This exhibition was commissioned by the Pietermaritzburg Agency for Community Social Action (PACSA) for their 2014 PACSA Film and Arts Festival. Here I was given free rein to interpret living conditions for KwaZulu-Natal based communities, with a focus on food sustainability. The exhibition premiered at their Arts Festival in 2014.

This focus on food sustainability, in the context of South Africa, where one in four South Africans go to bed hungry, and malnutrition is rampant and widespread, allowed me to focus on an oft neglected, but critically important issue.

Malnutrition, especially in the first seven critical year, is key to the success or failure of people in later life, and in this regard South Africa tragically fails a quarter of its population on an ongoing basis. We have just been promised more austerity by our Minister of the Economy Tito Mboweni.

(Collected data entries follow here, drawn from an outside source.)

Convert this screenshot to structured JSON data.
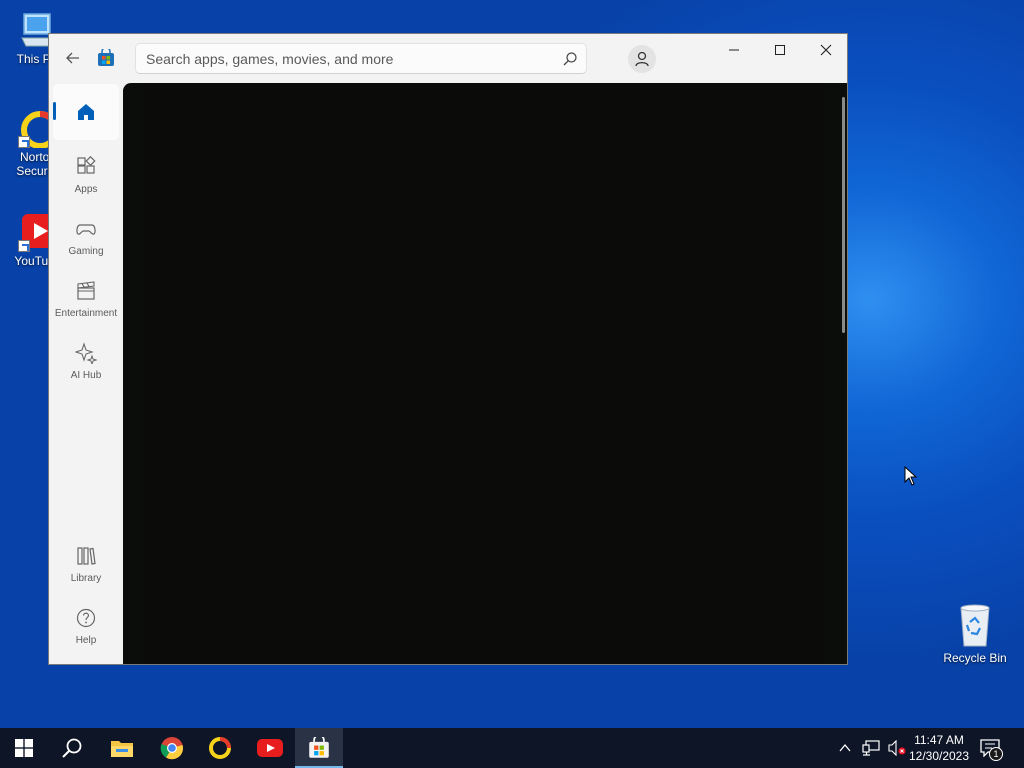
{
  "desktop": {
    "icons": [
      {
        "label": "This PC"
      },
      {
        "label": "Norton Security"
      },
      {
        "label": "YouTube"
      }
    ],
    "recycle_bin": {
      "label": "Recycle Bin"
    }
  },
  "store_window": {
    "search": {
      "placeholder": "Search apps, games, movies, and more",
      "value": ""
    },
    "nav_items": [
      {
        "label": "",
        "icon": "home-icon",
        "active": true
      },
      {
        "label": "Apps",
        "icon": "apps-icon"
      },
      {
        "label": "Gaming",
        "icon": "gamepad-icon"
      },
      {
        "label": "Entertainment",
        "icon": "clapperboard-icon"
      },
      {
        "label": "AI Hub",
        "icon": "sparkle-icon"
      },
      {
        "label": "Library",
        "icon": "library-icon"
      },
      {
        "label": "Help",
        "icon": "help-icon"
      }
    ]
  },
  "taskbar": {
    "apps": [
      "start",
      "search",
      "file-explorer",
      "chrome",
      "norton",
      "youtube",
      "microsoft-store"
    ],
    "active_app": "microsoft-store",
    "clock": {
      "time": "11:47 AM",
      "date": "12/30/2023"
    },
    "notification_count": "1"
  },
  "colors": {
    "accent": "#005fb8",
    "taskbar": "#0e1526",
    "content_bg": "#0a0d0a"
  }
}
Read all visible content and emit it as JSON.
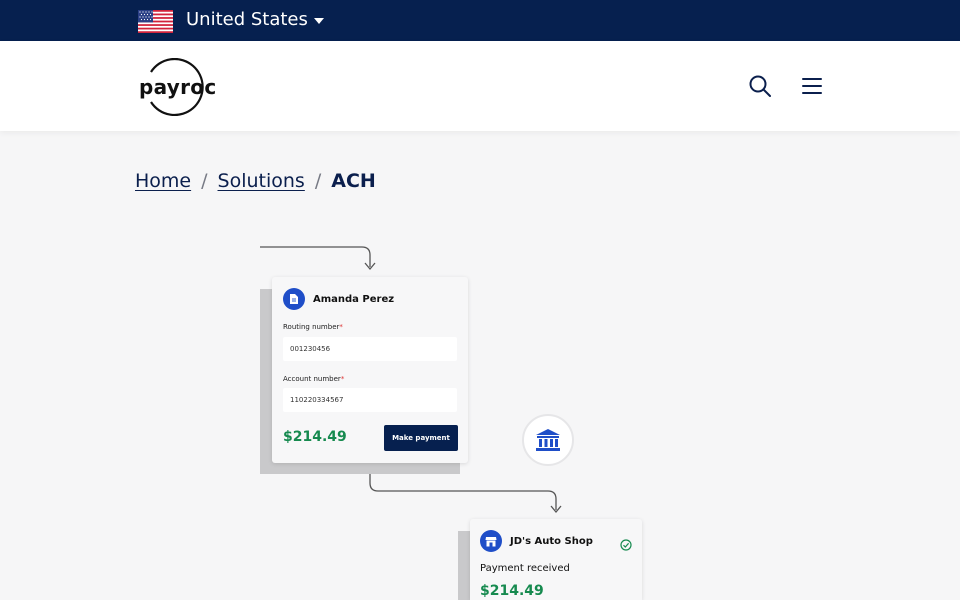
{
  "topbar": {
    "country": "United States",
    "flag_icon": "us-flag-icon"
  },
  "header": {
    "logo_text": "payroc",
    "search_icon": "search-icon",
    "menu_icon": "hamburger-menu-icon"
  },
  "breadcrumb": {
    "items": [
      "Home",
      "Solutions"
    ],
    "separator": "/",
    "current": "ACH"
  },
  "illustration": {
    "payer_card": {
      "name": "Amanda Perez",
      "routing_label": "Routing number",
      "routing_value": "001230456",
      "account_label": "Account number",
      "account_value": "110220334567",
      "required_mark": "*",
      "amount": "$214.49",
      "button_label": "Make payment"
    },
    "merchant_card": {
      "name": "JD's Auto Shop",
      "status": "Payment received",
      "amount": "$214.49"
    }
  },
  "colors": {
    "navy": "#06204f",
    "accent_blue": "#1f4ec8",
    "amount_green": "#168a4f",
    "page_bg": "#f6f6f7"
  }
}
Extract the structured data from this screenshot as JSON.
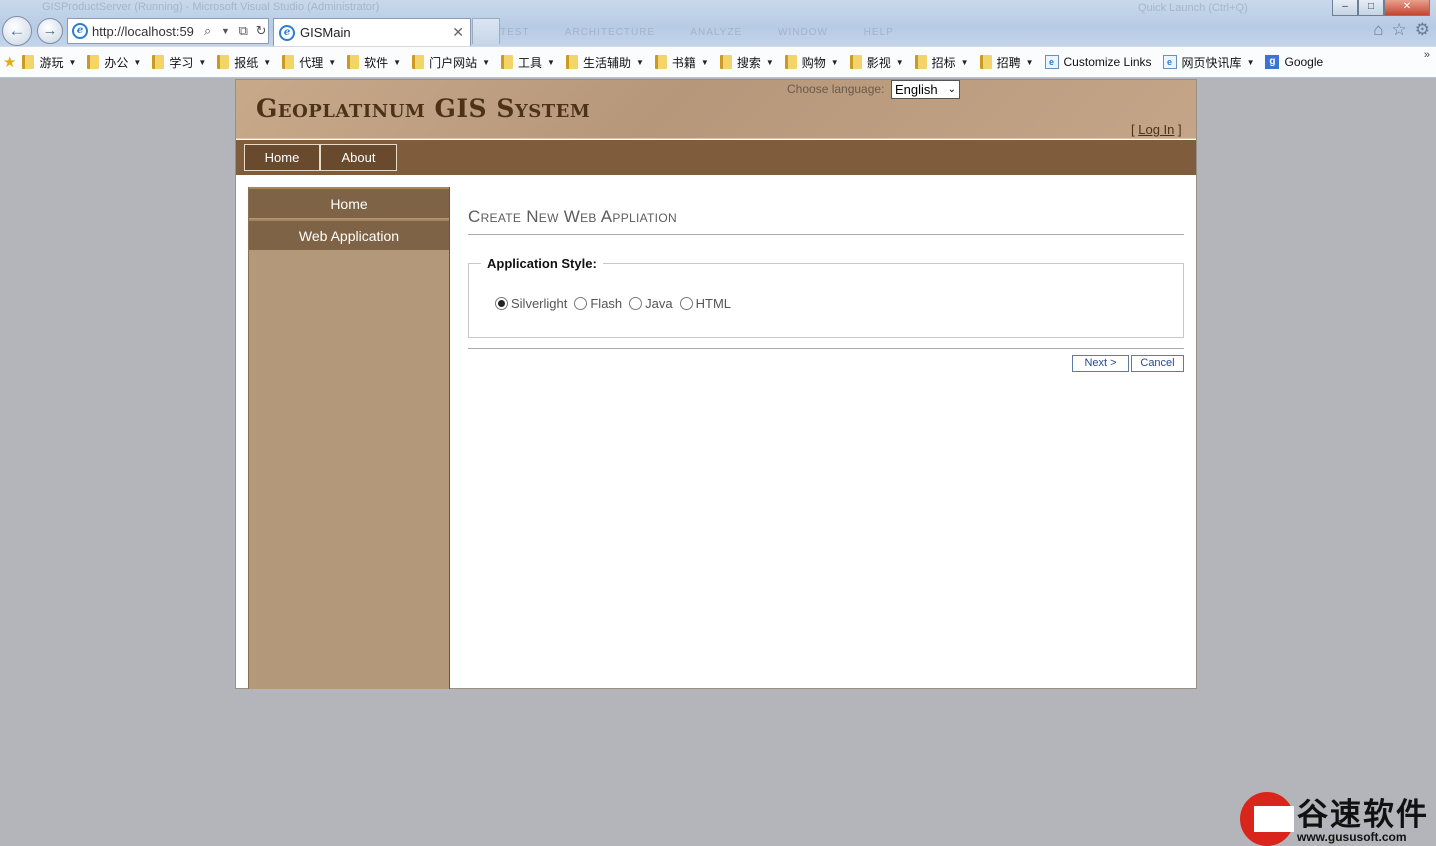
{
  "browser": {
    "window_title_faded": "GISProductServer (Running) - Microsoft Visual Studio (Administrator)",
    "menu_faded": [
      "TEST",
      "ARCHITECTURE",
      "ANALYZE",
      "WINDOW",
      "HELP"
    ],
    "quick_launch_faded": "Quick Launch (Ctrl+Q)",
    "address": "http://localhost:59",
    "tab_title": "GISMain",
    "win_buttons": [
      "–",
      "□",
      "✕"
    ],
    "toolbar_icons": [
      "home-icon",
      "star-icon",
      "gear-icon"
    ],
    "favorites": [
      {
        "label": "游玩",
        "dropdown": true
      },
      {
        "label": "办公",
        "dropdown": true
      },
      {
        "label": "学习",
        "dropdown": true
      },
      {
        "label": "报纸",
        "dropdown": true
      },
      {
        "label": "代理",
        "dropdown": true
      },
      {
        "label": "软件",
        "dropdown": true
      },
      {
        "label": "门户网站",
        "dropdown": true
      },
      {
        "label": "工具",
        "dropdown": true
      },
      {
        "label": "生活辅助",
        "dropdown": true
      },
      {
        "label": "书籍",
        "dropdown": true
      },
      {
        "label": "搜索",
        "dropdown": true
      },
      {
        "label": "购物",
        "dropdown": true
      },
      {
        "label": "影视",
        "dropdown": true
      },
      {
        "label": "招标",
        "dropdown": true
      },
      {
        "label": "招聘",
        "dropdown": true
      }
    ],
    "fav_links": [
      {
        "label": "Customize Links",
        "icon": "ie-page-icon"
      },
      {
        "label": "网页快讯库",
        "icon": "ie-page-icon",
        "dropdown": true
      },
      {
        "label": "Google",
        "icon": "google-icon"
      }
    ],
    "more_glyph": "»"
  },
  "page": {
    "app_title": "Geoplatinum GIS System",
    "language_label": "Choose language:",
    "language_value": "English",
    "login_open": "[ ",
    "login_link": "Log In",
    "login_close": " ]",
    "menu": [
      "Home",
      "About"
    ],
    "sidebar": [
      "Home",
      "Web Application"
    ],
    "content_title": "Create New Web Appliation",
    "fieldset_legend": "Application Style:",
    "options": [
      {
        "label": "Silverlight",
        "checked": true
      },
      {
        "label": "Flash",
        "checked": false
      },
      {
        "label": "Java",
        "checked": false
      },
      {
        "label": "HTML",
        "checked": false
      }
    ],
    "next_button": "Next >",
    "cancel_button": "Cancel"
  },
  "watermark": {
    "text": "谷速软件",
    "url": "www.gususoft.com"
  },
  "colors": {
    "header_bg": "#c0a082",
    "menubar_bg": "#7e5c3c",
    "sidebar_bg": "#b3997a",
    "page_bg": "#b3b5ba",
    "accent_button": "#1f4b8c"
  }
}
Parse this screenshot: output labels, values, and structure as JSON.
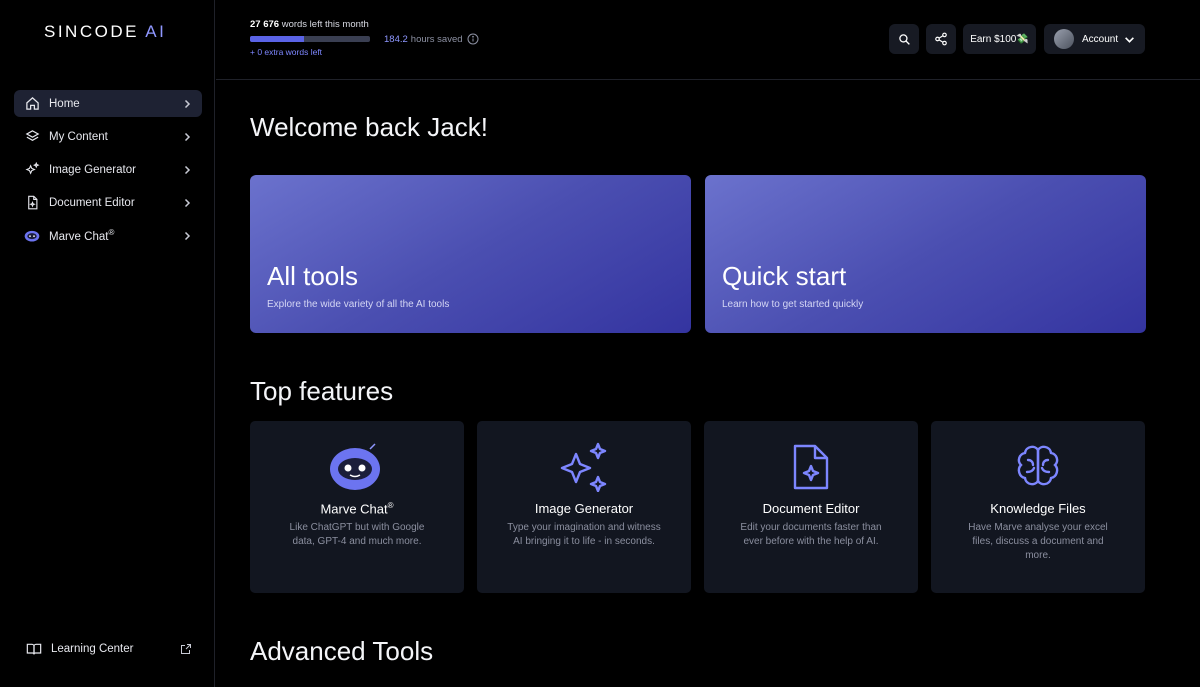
{
  "brand": {
    "name": "SINCODE",
    "suffix": "AI"
  },
  "sidebar": {
    "items": [
      {
        "label": "Home",
        "active": true,
        "icon": "home-icon"
      },
      {
        "label": "My Content",
        "icon": "layers-icon"
      },
      {
        "label": "Image Generator",
        "icon": "sparkles-icon"
      },
      {
        "label": "Document Editor",
        "icon": "document-icon"
      },
      {
        "label": "Marve Chat",
        "sup": "®",
        "icon": "bot-icon"
      }
    ],
    "footer": {
      "label": "Learning Center",
      "icon": "book-icon",
      "external_icon": "external-link-icon"
    }
  },
  "topbar": {
    "words_count": "27 676",
    "words_text": "words left this month",
    "words_progress": 0.45,
    "extra_words": "+ 0 extra words left",
    "hours_value": "184.2",
    "hours_text": "hours saved",
    "earn_label": "Earn $100💸",
    "account_label": "Account"
  },
  "main": {
    "welcome": "Welcome back Jack!",
    "cards": [
      {
        "title": "All tools",
        "desc": "Explore the wide variety of all the AI tools"
      },
      {
        "title": "Quick start",
        "desc": "Learn how to get started quickly"
      }
    ],
    "top_features_heading": "Top features",
    "features": [
      {
        "title": "Marve Chat",
        "sup": "®",
        "desc": "Like ChatGPT but with Google data, GPT-4 and much more.",
        "icon": "bot-icon"
      },
      {
        "title": "Image Generator",
        "sup": "",
        "desc": "Type your imagination and witness AI bringing it to life - in seconds.",
        "icon": "sparkles-icon"
      },
      {
        "title": "Document Editor",
        "sup": "",
        "desc": "Edit your documents faster than ever before with the help of AI.",
        "icon": "document-icon"
      },
      {
        "title": "Knowledge Files",
        "sup": "",
        "desc": "Have Marve analyse your excel files, discuss a document and more.",
        "icon": "brain-icon"
      }
    ],
    "advanced_heading": "Advanced Tools"
  },
  "colors": {
    "accent": "#5a63e6",
    "card_bg": "#121620",
    "background": "#000000"
  }
}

The tragedy of course is that South Africa has no shortage of food, we are net exporters of food. But we align to a World Bank and International Monetary Fund paradigm that’s asserts that our balance of payments is more critical than our ability to feed ourselves. Paying our debts to international bankers and having foreign currency to pay for global trade purchases is their key concern.

Most middleclass people have never experienced hunger. Hunger is the most terrifying experience ever, and a slow death by hunger the most painful. The side effects of hunger are of course manifold; lack of concentration thereby impacting on ability to deliver and participate in learning programs or the economy, stunted physical growth, health impact that are a drain on our health services, propensity to engage in criminal acts to alleviate the hunger and cognitive impairment amongst others.

That this hunger takes place in a country of great wealth, and within sight of people who are the beneficiaries of that wealth is yet another obscenity and indictment on the economic system and method of governments that fails the people of South Africa so tragically.